Hayatımın ilk yıllarında bu kadar çok "hallelujah" ve çok az bilimsel anlayışla, bir kavrayışa sahip olmak depresyonun biyolojisi, uzun süredir depresyonla ilişkilendirilen olumsuz damgaya karşı geri itmeme yardımcı oldu. hastalık. Din bana duygusal acının ruhsal bir savaş olduğunu öğretti, oysa biyolojinin zihinsel durumumuz üzerinde gerçekten çok fazla etkisi var.

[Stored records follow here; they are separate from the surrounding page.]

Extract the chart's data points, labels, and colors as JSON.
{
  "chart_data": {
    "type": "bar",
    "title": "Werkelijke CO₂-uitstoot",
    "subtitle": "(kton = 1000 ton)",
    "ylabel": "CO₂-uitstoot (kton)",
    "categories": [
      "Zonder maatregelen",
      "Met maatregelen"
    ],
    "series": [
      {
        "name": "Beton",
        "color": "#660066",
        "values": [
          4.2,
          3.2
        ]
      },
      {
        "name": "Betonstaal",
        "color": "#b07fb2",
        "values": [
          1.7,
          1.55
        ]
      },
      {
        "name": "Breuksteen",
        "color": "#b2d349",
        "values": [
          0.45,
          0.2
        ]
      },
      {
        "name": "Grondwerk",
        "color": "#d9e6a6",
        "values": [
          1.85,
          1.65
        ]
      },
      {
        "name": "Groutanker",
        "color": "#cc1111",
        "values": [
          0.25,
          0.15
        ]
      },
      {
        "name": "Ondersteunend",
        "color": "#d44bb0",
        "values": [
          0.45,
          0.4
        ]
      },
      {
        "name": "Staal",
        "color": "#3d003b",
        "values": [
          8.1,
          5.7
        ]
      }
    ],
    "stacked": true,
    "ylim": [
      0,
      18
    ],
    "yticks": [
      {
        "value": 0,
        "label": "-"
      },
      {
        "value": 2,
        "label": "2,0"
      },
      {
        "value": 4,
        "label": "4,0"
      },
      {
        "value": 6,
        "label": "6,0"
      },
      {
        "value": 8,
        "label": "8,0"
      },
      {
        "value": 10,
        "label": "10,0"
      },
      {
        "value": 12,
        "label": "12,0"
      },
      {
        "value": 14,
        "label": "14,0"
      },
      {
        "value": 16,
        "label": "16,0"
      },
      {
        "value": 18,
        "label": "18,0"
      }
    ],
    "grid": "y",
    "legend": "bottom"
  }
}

Annemin akıl hastalığına bir kalp sorunu ya da kırık kemik gibi davranılsaydı kim bilir neler olurdu. Belki hiçbir şey ya da depresyonun elinden aldığı umudu ve tatmini deneyimleyebilecekti. Ona akıl hastalığıyla başa çıkmak için araçlar verilmedi ve varsayılan olarak ben de değildim.
Daha: Kristen Bell gibi, akıl hastalığınız hakkında sessiz kalmanıza gerek yok
Neredeyse her gün, yatakta tavana bakmaya yenik düşene ve hareket edemeyene kadar depresyonumun beni ilgisizlikle boğacağı endişesiyle uyanıyorum. Herhangi bir psikolojik tedavi olmadan annemin acısının ne kadar dayanılmaz olduğunu hayal edemiyorum. Şüphesiz, kilisemdeki insanlar iyi niyetliydi ama kiliseye giden sayısız insanı düşünmeden edemiyorum. depresyon ve kargaşa ile yaşarken muhtemelen dini liderlerden sorumsuz tavsiyeler aldı ve endişe. En azından, umarım yalnız olmadıklarını bilirler. Depresyonun acısını bilen bizler her şeyi daha derinden hissediyoruz ama biz güçlüyüz ve kesinlikle huysuzuz.